Many of my scripts require certain admin rights in an M365 tenant, and in trying to be a good citizen, I attempt to deal with that gracefully by checking the admin roles assigned to the current logged on user (these are scripts which run under a logged in user context, using delegated rights). At this point, please don't suggest the answer is to set up an app registration & run with app rights instead - that very often isn't an option when I just need to run a quick impromptu script in a customer's tenant.
So, near the top of my script, I have this:
$myroles=Get-MsolUserRole -UserPrincipalName $currentuser
Which quickly, simply, and reliably returns all the Entra ID admin roles, by name, assigned to $currentuser at this moment - and it doesn't matter if those roles are activated via PIM, or are direct or indirect assignments (i.e. via a security group) - so if I am currently assigned the Global Reader role - by whatever means you can imagine - then there will be 1 entry in the returned data like:
ObjectId Name
-------- ----
f2ef992c-3afb-46b9-b7cf-a126ee74c451 Global Reader
I use the Name property in the result to figure out if the script has enough rights to run, and if not, politely exit. So, how to translate that into a graph equivalent?

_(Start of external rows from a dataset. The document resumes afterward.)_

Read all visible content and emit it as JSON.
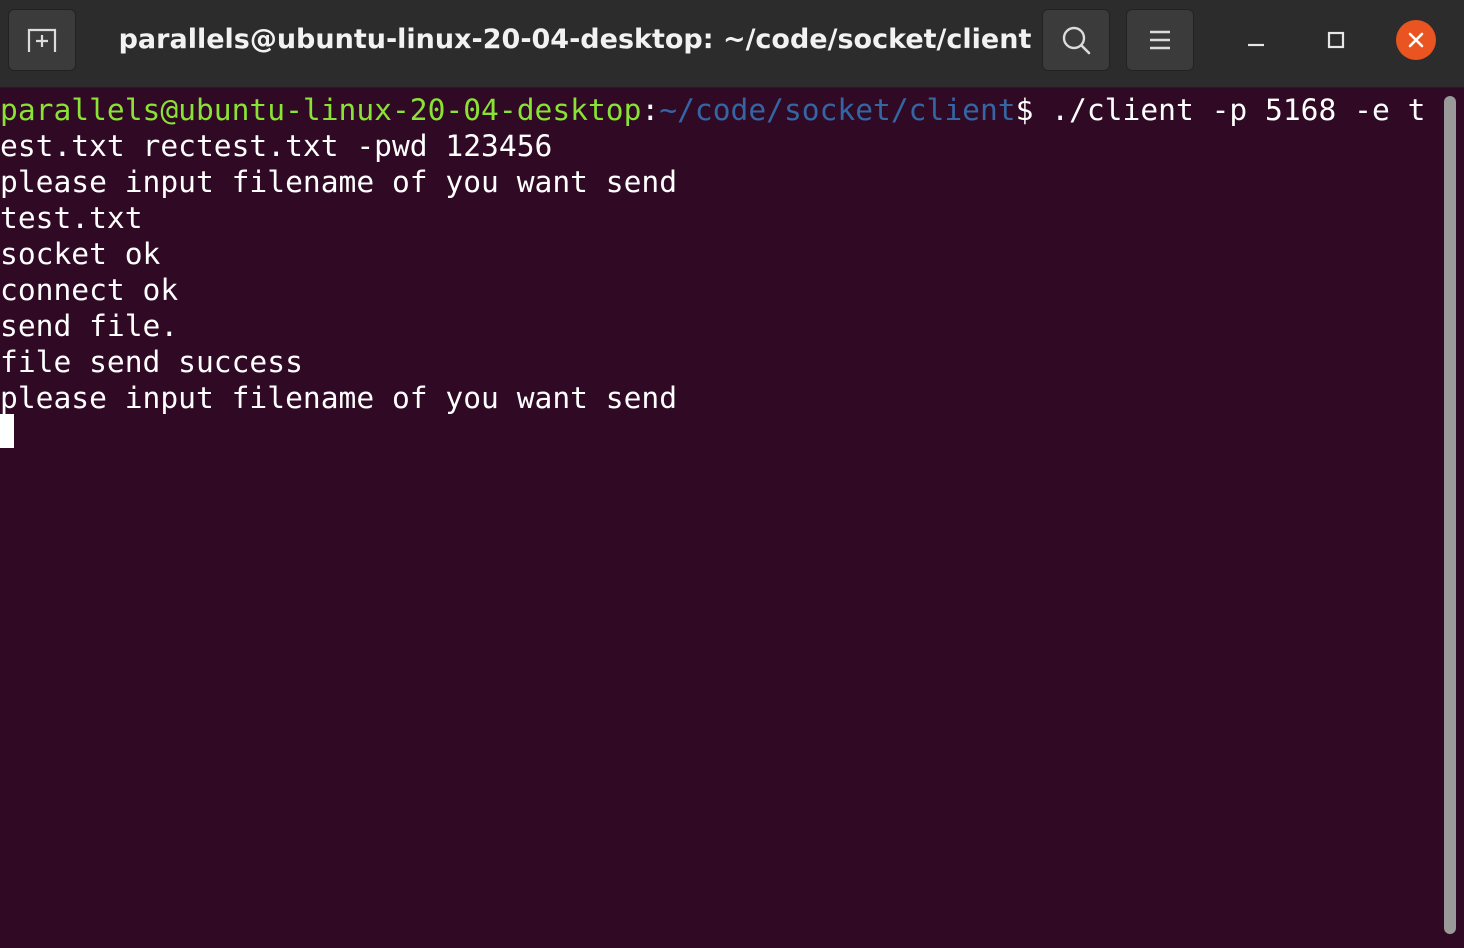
{
  "window": {
    "title": "parallels@ubuntu-linux-20-04-desktop: ~/code/socket/client"
  },
  "header_icons": {
    "new_tab": "new-tab-icon",
    "search": "search-icon",
    "menu": "hamburger-menu-icon",
    "minimize": "minimize-icon",
    "maximize": "maximize-icon",
    "close": "close-icon"
  },
  "terminal": {
    "prompt": {
      "user_host": "parallels@ubuntu-linux-20-04-desktop",
      "separator": ":",
      "path": "~/code/socket/client",
      "symbol": "$ ",
      "command": "./client -p 5168 -e t"
    },
    "lines": [
      "est.txt rectest.txt -pwd 123456",
      "please input filename of you want send",
      "test.txt",
      "socket ok",
      "connect ok",
      "send file.",
      "file send success",
      "please input filename of you want send"
    ]
  },
  "colors": {
    "terminal_bg": "#300a24",
    "header_bg": "#2c2c2c",
    "prompt_user": "#8ae234",
    "prompt_path": "#3465a4",
    "close_button": "#e95420"
  }
}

I've had some success with the cmdlet Get-MgUserMemberOf which returns the groups and directory roles that the user is a direct member of - however, in my current use case, the admin roles are not assigned directly, but are indirectly assigned via a security group membership, and that group membership is managed through PIM. Thus the output from this cmdlet shows NO admin roles, it only shows my group memberships, and there is nothing in the output from which I can infer admin role membership (so essentially useless for my purpose).
The other likely candidate would appear to be Get-MgRoleManagementDirectoryRoleAssignment - but that returns nothing immediately useful - just a hulking great list of GUIDS - Which it seems I need to do a lot more with before I can get what I need (I'm still working on that) - this is what I've been struggling with for a few hours now...
So, finally, to my question: can anyone suggest a means by which I can, in an interactively run PS script, determine what Entra admin roles the currently signed in user holds, via ms Graph PS cmdlets?